Im „Hogar Don Bosco“ hatte ich mit meiner Gruppe von ca. 10 Kindern bis 16 Uhr Hausaufgabenstunde und wir lernten wieder fleißig Englisch mit Duolingo. Anscheinend macht den Kids das Lernen mit der App richtig viel Spaß, sie sind fast schon besessen davon. Ständig fragen sie mich, ob sie mit meinem Smartphone üben dürfen. Meistens setze ich mich dann aber trotzdem neben sie, um zu schauen, was und wie gut sie lernen, und um darauf aufzupassen, dass niemand irgendetwas anderes an meinem Handy macht. Die Kinder fragen auch öfter nach wie viel es gekostet hat oder von welcher Marke es stammt.

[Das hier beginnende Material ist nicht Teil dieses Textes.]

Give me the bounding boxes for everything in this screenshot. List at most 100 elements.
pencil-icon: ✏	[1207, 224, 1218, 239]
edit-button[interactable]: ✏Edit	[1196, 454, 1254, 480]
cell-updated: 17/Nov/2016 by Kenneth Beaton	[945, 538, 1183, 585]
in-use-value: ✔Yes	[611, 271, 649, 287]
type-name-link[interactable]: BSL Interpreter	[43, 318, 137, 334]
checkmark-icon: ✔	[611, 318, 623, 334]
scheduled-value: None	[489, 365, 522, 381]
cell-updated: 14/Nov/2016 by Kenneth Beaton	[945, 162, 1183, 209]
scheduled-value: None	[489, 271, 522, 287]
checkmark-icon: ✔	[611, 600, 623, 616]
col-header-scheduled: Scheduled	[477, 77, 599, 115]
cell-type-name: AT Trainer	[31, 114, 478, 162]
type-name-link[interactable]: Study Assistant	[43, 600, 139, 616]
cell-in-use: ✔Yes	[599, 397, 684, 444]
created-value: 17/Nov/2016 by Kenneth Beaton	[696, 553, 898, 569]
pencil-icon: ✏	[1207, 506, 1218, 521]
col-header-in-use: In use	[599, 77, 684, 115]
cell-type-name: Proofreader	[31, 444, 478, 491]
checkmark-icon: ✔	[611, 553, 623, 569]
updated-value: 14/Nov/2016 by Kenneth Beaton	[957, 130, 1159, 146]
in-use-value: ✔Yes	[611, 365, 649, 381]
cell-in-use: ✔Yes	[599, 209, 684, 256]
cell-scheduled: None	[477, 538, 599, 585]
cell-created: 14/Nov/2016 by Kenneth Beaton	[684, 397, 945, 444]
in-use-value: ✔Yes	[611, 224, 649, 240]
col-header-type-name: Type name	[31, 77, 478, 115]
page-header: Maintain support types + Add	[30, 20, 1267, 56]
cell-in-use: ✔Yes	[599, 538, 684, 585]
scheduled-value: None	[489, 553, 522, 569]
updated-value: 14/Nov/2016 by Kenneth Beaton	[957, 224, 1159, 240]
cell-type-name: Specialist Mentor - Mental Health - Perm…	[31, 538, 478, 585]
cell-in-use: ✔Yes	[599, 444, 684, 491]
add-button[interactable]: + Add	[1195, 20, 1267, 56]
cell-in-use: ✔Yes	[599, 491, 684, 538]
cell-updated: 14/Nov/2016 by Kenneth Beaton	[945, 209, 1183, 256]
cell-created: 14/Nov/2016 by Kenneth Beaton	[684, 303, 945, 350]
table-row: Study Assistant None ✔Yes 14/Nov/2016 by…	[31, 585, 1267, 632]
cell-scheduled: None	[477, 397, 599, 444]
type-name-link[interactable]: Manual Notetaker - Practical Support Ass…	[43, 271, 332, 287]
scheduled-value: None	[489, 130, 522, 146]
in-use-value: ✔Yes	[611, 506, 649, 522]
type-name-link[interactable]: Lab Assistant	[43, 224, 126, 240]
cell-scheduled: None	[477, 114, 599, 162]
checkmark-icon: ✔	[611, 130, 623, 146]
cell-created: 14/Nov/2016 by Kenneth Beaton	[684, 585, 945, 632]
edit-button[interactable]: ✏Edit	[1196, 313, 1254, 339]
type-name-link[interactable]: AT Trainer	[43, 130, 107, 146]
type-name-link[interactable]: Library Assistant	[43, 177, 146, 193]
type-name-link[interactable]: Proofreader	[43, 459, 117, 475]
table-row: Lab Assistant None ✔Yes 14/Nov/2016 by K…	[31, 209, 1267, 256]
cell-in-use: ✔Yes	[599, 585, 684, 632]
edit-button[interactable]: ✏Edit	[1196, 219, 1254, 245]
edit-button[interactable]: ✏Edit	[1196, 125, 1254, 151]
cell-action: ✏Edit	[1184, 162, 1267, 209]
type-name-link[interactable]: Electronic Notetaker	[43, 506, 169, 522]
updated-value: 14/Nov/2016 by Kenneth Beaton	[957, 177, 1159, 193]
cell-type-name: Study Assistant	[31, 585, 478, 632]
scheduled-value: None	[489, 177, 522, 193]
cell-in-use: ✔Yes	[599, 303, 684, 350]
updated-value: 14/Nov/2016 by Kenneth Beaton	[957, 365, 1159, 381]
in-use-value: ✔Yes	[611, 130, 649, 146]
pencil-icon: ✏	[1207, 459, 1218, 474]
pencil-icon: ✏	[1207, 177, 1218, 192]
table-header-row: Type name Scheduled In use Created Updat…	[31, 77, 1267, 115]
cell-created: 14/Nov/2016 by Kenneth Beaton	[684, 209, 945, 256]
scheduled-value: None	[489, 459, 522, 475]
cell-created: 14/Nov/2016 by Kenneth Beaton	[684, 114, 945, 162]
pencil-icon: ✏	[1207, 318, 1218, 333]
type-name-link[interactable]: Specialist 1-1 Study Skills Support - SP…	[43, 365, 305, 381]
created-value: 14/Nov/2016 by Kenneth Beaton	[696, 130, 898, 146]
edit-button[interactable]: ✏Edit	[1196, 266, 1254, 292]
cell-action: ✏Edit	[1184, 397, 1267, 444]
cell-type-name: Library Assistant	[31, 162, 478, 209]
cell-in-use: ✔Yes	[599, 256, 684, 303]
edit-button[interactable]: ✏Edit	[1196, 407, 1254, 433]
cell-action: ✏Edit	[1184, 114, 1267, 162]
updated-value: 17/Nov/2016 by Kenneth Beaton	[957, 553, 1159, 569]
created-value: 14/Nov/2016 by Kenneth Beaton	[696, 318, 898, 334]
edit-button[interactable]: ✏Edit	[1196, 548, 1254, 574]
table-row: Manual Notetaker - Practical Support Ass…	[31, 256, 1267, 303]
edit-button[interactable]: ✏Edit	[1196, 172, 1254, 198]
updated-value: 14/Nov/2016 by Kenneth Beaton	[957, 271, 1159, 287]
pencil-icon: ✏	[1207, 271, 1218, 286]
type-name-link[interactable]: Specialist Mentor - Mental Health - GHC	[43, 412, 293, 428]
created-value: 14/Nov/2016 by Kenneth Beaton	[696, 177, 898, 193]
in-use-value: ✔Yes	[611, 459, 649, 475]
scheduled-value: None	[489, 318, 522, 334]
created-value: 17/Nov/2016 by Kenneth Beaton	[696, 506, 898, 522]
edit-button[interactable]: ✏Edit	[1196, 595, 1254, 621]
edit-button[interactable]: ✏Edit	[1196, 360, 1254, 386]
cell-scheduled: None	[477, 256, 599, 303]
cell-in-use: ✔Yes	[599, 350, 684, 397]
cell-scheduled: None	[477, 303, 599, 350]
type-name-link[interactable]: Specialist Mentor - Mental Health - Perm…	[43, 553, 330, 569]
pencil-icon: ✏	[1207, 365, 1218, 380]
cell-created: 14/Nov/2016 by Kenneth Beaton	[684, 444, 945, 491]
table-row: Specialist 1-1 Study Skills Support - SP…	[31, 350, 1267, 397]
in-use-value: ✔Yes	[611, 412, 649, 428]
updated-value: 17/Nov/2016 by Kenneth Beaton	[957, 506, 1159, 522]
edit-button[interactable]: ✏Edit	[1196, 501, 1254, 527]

Die Kinder meiner Gruppe sowie der Eddil, der Educador (Betreuer für den ganzen Tag) in der Sala (Raum für Hausaufgaben und Aufenthalt)

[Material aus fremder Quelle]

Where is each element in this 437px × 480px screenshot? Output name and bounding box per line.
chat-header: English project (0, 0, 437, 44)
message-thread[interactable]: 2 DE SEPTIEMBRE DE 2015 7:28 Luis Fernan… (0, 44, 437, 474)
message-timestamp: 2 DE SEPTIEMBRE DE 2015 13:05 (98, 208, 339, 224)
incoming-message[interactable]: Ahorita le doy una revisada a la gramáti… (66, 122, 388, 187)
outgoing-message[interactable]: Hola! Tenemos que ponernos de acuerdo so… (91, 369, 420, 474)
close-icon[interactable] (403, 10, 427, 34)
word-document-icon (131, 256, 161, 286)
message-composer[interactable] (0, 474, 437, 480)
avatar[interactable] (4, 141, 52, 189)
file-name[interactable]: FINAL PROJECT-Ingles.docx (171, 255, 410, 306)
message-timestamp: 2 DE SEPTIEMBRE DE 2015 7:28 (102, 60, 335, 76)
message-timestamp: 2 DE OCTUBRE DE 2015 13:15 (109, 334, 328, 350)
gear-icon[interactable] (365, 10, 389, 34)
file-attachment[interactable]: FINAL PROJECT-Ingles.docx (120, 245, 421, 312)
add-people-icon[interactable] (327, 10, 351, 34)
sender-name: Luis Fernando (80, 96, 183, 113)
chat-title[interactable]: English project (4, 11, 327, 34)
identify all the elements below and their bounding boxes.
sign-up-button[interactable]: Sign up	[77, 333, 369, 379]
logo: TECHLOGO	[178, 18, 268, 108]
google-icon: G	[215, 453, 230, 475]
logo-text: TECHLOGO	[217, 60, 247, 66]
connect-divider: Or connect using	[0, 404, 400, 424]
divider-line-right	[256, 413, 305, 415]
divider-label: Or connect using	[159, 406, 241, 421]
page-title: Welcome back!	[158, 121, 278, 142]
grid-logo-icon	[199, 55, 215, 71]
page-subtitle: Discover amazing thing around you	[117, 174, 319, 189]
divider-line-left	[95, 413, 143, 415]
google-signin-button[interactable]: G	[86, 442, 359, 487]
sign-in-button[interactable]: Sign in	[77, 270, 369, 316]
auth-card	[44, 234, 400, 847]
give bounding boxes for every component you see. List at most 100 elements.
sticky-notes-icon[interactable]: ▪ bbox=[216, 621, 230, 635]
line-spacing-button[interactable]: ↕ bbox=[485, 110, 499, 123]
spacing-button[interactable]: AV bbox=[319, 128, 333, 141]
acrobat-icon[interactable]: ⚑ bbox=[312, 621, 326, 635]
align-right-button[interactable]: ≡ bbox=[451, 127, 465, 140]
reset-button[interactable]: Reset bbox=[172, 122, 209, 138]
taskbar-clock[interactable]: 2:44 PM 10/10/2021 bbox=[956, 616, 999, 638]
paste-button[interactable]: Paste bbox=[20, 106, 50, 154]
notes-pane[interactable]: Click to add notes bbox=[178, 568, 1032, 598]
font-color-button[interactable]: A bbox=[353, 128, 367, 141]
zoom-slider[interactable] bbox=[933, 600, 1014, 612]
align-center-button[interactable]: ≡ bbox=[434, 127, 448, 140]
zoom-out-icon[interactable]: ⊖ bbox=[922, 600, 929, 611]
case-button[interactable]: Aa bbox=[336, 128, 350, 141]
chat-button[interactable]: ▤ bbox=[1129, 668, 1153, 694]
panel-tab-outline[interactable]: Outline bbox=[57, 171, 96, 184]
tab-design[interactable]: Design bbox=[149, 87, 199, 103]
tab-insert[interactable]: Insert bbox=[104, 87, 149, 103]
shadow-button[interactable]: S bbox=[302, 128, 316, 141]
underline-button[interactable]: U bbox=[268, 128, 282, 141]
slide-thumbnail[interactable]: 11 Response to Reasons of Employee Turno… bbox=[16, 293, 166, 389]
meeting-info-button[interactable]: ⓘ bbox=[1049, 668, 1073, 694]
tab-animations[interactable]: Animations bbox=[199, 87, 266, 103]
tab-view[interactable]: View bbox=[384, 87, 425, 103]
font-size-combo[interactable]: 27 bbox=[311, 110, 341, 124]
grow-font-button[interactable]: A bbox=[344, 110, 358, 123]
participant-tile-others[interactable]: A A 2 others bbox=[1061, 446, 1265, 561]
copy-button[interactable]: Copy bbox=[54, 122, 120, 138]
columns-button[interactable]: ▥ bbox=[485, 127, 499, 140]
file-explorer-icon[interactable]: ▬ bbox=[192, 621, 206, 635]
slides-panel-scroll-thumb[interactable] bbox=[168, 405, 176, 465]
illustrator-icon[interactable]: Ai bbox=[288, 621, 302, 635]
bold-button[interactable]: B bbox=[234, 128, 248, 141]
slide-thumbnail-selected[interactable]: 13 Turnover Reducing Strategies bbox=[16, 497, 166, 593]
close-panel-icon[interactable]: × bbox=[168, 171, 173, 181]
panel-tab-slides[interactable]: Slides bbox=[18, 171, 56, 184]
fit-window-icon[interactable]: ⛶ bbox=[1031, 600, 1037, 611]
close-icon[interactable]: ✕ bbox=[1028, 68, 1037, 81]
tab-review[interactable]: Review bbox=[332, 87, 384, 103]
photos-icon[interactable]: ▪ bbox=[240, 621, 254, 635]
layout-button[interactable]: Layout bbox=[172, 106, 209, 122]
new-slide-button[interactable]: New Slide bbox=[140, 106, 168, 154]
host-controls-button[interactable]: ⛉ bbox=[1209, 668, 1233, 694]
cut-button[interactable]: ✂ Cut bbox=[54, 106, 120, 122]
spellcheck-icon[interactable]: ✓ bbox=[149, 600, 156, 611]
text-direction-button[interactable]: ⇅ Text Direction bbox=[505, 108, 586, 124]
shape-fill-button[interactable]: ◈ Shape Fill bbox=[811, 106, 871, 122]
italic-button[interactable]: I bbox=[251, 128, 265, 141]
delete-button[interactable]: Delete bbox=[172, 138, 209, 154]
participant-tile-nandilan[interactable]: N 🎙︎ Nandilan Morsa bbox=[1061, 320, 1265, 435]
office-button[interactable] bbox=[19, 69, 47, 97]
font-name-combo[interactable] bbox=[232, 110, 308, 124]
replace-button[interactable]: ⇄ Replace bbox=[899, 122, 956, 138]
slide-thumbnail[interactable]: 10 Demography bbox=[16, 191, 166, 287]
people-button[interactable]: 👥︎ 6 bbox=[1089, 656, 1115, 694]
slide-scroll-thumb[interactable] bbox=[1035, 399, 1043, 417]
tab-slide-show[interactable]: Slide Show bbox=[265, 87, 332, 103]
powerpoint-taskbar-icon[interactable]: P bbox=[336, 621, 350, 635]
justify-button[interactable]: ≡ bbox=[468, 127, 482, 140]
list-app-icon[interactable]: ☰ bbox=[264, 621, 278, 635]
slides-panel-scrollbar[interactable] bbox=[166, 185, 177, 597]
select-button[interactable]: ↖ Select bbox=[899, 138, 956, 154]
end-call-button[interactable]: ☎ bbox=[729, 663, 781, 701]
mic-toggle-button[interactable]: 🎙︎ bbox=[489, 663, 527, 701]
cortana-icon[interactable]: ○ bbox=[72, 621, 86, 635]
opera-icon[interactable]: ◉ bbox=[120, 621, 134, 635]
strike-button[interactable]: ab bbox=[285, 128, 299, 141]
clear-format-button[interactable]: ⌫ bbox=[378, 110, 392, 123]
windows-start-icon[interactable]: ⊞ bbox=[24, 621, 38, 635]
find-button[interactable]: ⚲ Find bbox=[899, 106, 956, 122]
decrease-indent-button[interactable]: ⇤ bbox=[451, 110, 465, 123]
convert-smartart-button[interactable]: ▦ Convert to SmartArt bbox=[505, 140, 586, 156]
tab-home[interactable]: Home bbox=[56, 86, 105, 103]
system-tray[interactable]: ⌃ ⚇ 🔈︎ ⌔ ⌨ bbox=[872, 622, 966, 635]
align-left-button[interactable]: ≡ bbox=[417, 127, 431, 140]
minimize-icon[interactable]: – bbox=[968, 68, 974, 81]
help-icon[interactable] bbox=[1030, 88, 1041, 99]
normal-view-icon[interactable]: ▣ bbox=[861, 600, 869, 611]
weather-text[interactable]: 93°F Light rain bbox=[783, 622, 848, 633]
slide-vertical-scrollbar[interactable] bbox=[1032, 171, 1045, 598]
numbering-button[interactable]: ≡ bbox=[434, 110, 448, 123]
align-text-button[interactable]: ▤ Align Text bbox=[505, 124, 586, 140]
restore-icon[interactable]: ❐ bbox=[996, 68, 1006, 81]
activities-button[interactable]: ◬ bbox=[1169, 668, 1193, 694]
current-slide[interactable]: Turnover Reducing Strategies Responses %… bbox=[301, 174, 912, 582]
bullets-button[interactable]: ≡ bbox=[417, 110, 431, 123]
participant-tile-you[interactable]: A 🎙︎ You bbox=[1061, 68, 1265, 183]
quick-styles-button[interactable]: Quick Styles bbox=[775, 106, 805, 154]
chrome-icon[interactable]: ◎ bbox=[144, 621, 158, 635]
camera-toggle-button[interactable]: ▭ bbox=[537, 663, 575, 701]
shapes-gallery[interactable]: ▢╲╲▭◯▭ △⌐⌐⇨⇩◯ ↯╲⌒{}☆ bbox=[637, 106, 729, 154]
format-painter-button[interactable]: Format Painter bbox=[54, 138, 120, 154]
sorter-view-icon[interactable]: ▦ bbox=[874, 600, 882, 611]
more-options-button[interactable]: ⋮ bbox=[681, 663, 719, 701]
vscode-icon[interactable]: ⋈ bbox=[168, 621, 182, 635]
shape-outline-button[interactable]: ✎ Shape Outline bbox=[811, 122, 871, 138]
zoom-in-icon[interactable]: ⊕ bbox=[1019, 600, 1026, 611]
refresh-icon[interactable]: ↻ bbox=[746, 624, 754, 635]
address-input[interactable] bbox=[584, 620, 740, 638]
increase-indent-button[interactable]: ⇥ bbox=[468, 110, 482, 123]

Nach der Merienda, dem Nachmittagssnack, war Wäschewaschen angesagt. Ich bin dafür zuständig den Kindern Seife und Waschpulver auszuteilen, die Wäsche wird mit der Hand gewaschen. Echt gut, dass wir im Volontärshaus wenigstens eine Waschmaschine haben! Während die Kinder die Wäsche säubern, versuche ich etwas Ukulele zu spielen. Mehr als zwei Akkorde kann ich allerdings noch nicht – naja, immerhin etwas. Danach spielen die meisten Kinder Fußball, vier andere lernen mit meinem Handy Englisch. Auf Fußballspielen habe ich nicht wirklich Lust, da ich darin immer schlecht war, also mache ich ein paar Klimmzüge und versuche mit einem anderen Jungen aus dem Hogar über die Tischtennisplatte zu springen, denn Parcour fand ich schon immer toll! Zum Abendessen gibt es gebratene Nudeln mit Gemüse und Fleisch, ein Gericht, welches die Kinder an meinem Tisch besonders lieben. Nach dem Essen ist noch etwas Freizeit, die Kinder müssen sich duschen und dann geht es für jeden ins Bett. Allerdings ist es manchmal ziemlich schwierig die Kinder unter die Dusche zu bekommen, teilweise muss ich sie dann mit aller Kraft dahin zerren, was sie sehr lustig finden und ich überhaupt nicht – die Arbeit als Freiwilliger ist halt nicht immer einfach. Die meisten gehen sich aber schon freiwillig waschen. Um 9:00 Uhr habe auch ich Schichtende und kann den Abend entspannt im Volontärshaus ausklingen lassen.